Stay Jupyter Mid Test
Execute in the terminal OPENBAYES_JOB_URL= python predictor.py
, After successfully starting the local testing service. Here it is Notebook Execute the following code for testing.
import requests
text = {
"input": "recently. Quantum computing expert. ACM Winner of the Computing Award Scott Aaronson Announced through a blog post. I will be leaving the University of Texas at Austin this week (UT Austin) a year. And join an artificial intelligence research company OpenAI."
}
result = requests.post('http://localhost:25252', json=text)
result.json()
[{'entity_group': 'TIME',
'score': 0.9995077236474508,
'start': 0,
'end': 2,
'word': 'recently'},
{'entity_group': 'O',
'score': None,
'start': 2,
'end': 10,
'word': ', Quantum computing expert, '},
{'entity_group': 'ORG',
'score': 0.7166219551892539,
'start': 10,
'end': 13,
'word': 'ACM'},
{'entity_group': 'O', 'score': None, 'start': 13, 'end': 18, 'word': 'Winner of the Computing Award'},
{'entity_group': 'PER',
'score': 0.9999316942434575,
'start': 18,
'end': 32,
'word': 'Scott Aaronson'},
{'entity_group': 'O',
'score': None,
'start': 32,
'end': 41,
'word': 'Announced through a blog post.

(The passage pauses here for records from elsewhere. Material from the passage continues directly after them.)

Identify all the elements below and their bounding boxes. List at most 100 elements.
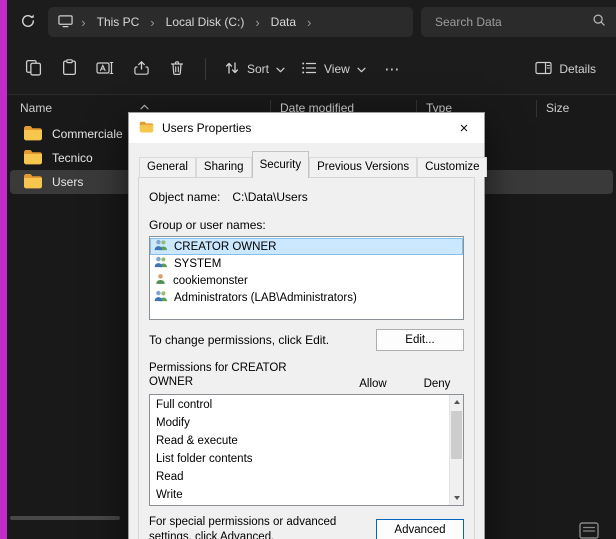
more-options-button[interactable]: ⋯ <box>374 52 410 86</box>
scroll-up-button[interactable] <box>450 395 464 409</box>
breadcrumb-chevron-icon[interactable]: › <box>306 15 312 30</box>
breadcrumb-item-this-pc[interactable]: This PC <box>94 13 143 31</box>
left-accent-strip <box>0 0 7 539</box>
tab-sharing[interactable]: Sharing <box>196 157 252 177</box>
this-pc-icon <box>58 14 73 31</box>
permission-item-modify[interactable]: Modify <box>150 414 448 432</box>
object-name-row: Object name: C:\Data\Users <box>149 190 464 204</box>
breadcrumb-chevron-icon[interactable]: › <box>254 15 260 30</box>
delete-icon <box>169 60 185 79</box>
file-name: Tecnico <box>52 151 93 165</box>
file-name: Commerciale <box>52 127 123 141</box>
chevron-down-icon <box>276 62 285 76</box>
column-header-name[interactable]: Name <box>20 101 52 115</box>
dialog-titlebar[interactable]: Users Properties × <box>129 113 484 143</box>
security-tab-page: Object name: C:\Data\Users Group or user… <box>138 177 475 539</box>
address-bar[interactable]: › This PC › Local Disk (C:) › Data › <box>48 7 413 37</box>
share-button[interactable] <box>123 52 159 86</box>
folder-icon <box>23 125 43 144</box>
details-label: Details <box>559 62 596 76</box>
group-item-administrators[interactable]: Administrators (LAB\Administrators) <box>150 289 463 306</box>
user-icon <box>154 273 167 288</box>
tab-customize[interactable]: Customize <box>417 157 487 177</box>
permissions-list[interactable]: Full control Modify Read & execute List … <box>149 394 464 506</box>
group-item-label: SYSTEM <box>174 258 221 270</box>
breadcrumb-item-data[interactable]: Data <box>268 13 299 31</box>
breadcrumb-item-local-disk-c[interactable]: Local Disk (C:) <box>163 13 248 31</box>
deny-column-header: Deny <box>407 378 467 390</box>
view-mode-icon[interactable] <box>578 521 600 539</box>
explorer-topbar: › This PC › Local Disk (C:) › Data › <box>7 0 616 44</box>
horizontal-scrollbar[interactable] <box>10 516 120 520</box>
permission-item-full-control[interactable]: Full control <box>150 396 448 414</box>
sort-label: Sort <box>247 62 269 76</box>
copy-icon <box>25 59 42 79</box>
scrollbar-thumb[interactable] <box>451 411 462 459</box>
group-item-system[interactable]: SYSTEM <box>150 255 463 272</box>
user-group-icon <box>154 256 168 271</box>
user-group-icon <box>154 239 168 254</box>
share-icon <box>133 60 150 79</box>
column-header-size[interactable]: Size <box>546 101 569 115</box>
tab-previous-versions[interactable]: Previous Versions <box>309 157 417 177</box>
object-name-label: Object name: <box>149 190 220 204</box>
scroll-down-button[interactable] <box>450 491 464 505</box>
refresh-icon <box>20 13 36 32</box>
group-item-creator-owner[interactable]: CREATOR OWNER <box>150 238 463 255</box>
paste-button[interactable] <box>51 52 87 86</box>
permission-item-read-execute[interactable]: Read & execute <box>150 432 448 450</box>
folder-icon <box>23 149 43 168</box>
user-group-icon <box>154 290 168 305</box>
breadcrumb-chevron-icon[interactable]: › <box>149 15 155 30</box>
permission-item-read[interactable]: Read <box>150 468 448 486</box>
close-icon: × <box>460 120 469 137</box>
ellipsis-icon: ⋯ <box>384 60 399 78</box>
advanced-button[interactable]: Advanced <box>376 519 464 539</box>
command-toolbar: Sort View ⋯ Details <box>7 44 616 95</box>
view-button[interactable]: View <box>293 52 374 86</box>
permission-item-write[interactable]: Write <box>150 486 448 504</box>
group-list[interactable]: CREATOR OWNER SYSTEM cookiemonster <box>149 236 464 320</box>
group-item-label: cookiemonster <box>173 275 248 287</box>
tab-security[interactable]: Security <box>252 151 310 178</box>
folder-icon <box>23 173 43 192</box>
group-item-label: Administrators (LAB\Administrators) <box>174 292 357 304</box>
delete-button[interactable] <box>159 52 195 86</box>
advanced-row: For special permissions or advanced sett… <box>149 515 464 539</box>
toolbar-separator <box>205 58 206 80</box>
details-button[interactable]: Details <box>527 52 604 86</box>
refresh-button[interactable] <box>15 8 40 36</box>
file-explorer-window: › This PC › Local Disk (C:) › Data › <box>0 0 616 539</box>
group-item-cookiemonster[interactable]: cookiemonster <box>150 272 463 289</box>
group-item-label: CREATOR OWNER <box>174 241 276 253</box>
allow-column-header: Allow <box>343 378 403 390</box>
vertical-scrollbar[interactable] <box>449 395 463 505</box>
view-icon <box>301 61 317 78</box>
tab-general[interactable]: General <box>139 157 196 177</box>
group-or-user-names-label: Group or user names: <box>149 218 464 232</box>
edit-button[interactable]: Edit... <box>376 329 464 351</box>
permission-item-list-folder-contents[interactable]: List folder contents <box>150 450 448 468</box>
breadcrumb-chevron-icon[interactable]: › <box>80 15 86 30</box>
users-properties-dialog: Users Properties × General Sharing Secur… <box>128 112 485 539</box>
column-divider[interactable] <box>536 100 537 117</box>
arrow-up-icon <box>454 400 460 404</box>
arrow-down-icon <box>454 496 460 500</box>
permissions-for-label: Permissions for CREATOR OWNER <box>149 361 299 390</box>
permissions-header: Permissions for CREATOR OWNER Allow Deny <box>149 361 464 391</box>
edit-hint: To change permissions, click Edit. <box>149 333 329 347</box>
advanced-hint: For special permissions or advanced sett… <box>149 515 374 539</box>
search-box <box>421 7 616 37</box>
paste-icon <box>61 59 78 79</box>
search-input[interactable] <box>433 14 592 30</box>
close-button[interactable]: × <box>444 113 484 143</box>
details-pane-icon <box>535 61 552 78</box>
view-label: View <box>324 62 350 76</box>
object-name-value: C:\Data\Users <box>232 190 307 204</box>
rename-button[interactable] <box>87 52 123 86</box>
copy-button[interactable] <box>15 52 51 86</box>
edit-row: To change permissions, click Edit. Edit.… <box>149 329 464 351</box>
sort-ascending-icon <box>140 99 149 113</box>
sort-icon <box>224 61 240 78</box>
sort-button[interactable]: Sort <box>216 52 293 86</box>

Will be'},
{'entity_group': 'TIME',
'score': 0.9999382505043286,
'start': 41,
'end': 43,
'word': 'This week'},
{'entity_group': 'O', 'score': None, 'start': 43, 'end': 45, 'word': 'leave'},
{'entity_group': 'ORG',
'score': 0.9686587700987381,
'start': 45,
'end': 56,
'word': 'University of Texas at Austin '},
{'entity_group': 'LOC',
'score': 0.976469583224933,
'start': 51,
'end': 54,
'word': 'Austin'},
{'entity_group': 'O', 'score': None, 'start': 56, 'end': 57, 'word': '('},
{'entity_group': 'ORG',
'score': 0.46570937436359827,
'start': 57,
'end': 66,
'word': 'UT Austin'},
{'entity_group': 'O', 'score': None, 'start': 66, 'end': 67, 'word': ')'},
{'entity_group': 'TIME',
'score': 0.9782005099896942,
'start': 67,
'end': 69,
'word': 'a year'},
{'entity_group': 'O',
'score': None,
'start': 69,
'end': 81,
'word': ', And join an artificial intelligence research company'},
{'entity_group': 'ORG',
'score': 0.999835617128781,
'start': 81,
'end': 87,
'word': 'OpenAI'},
{'entity_group': 'O', 'score': None, 'start': 87, 'end': 88, 'word': '.'}]
Deploy
After successful testing. Stop this computing power container. Waiting for data synchronization to complete.
stay 'Computing power container' - 'Model deployment' Click in the middle 'Create a new deployment' , Choose the same image as during development. Bind this computing power container, click 'deploy' , You can conduct online testing now.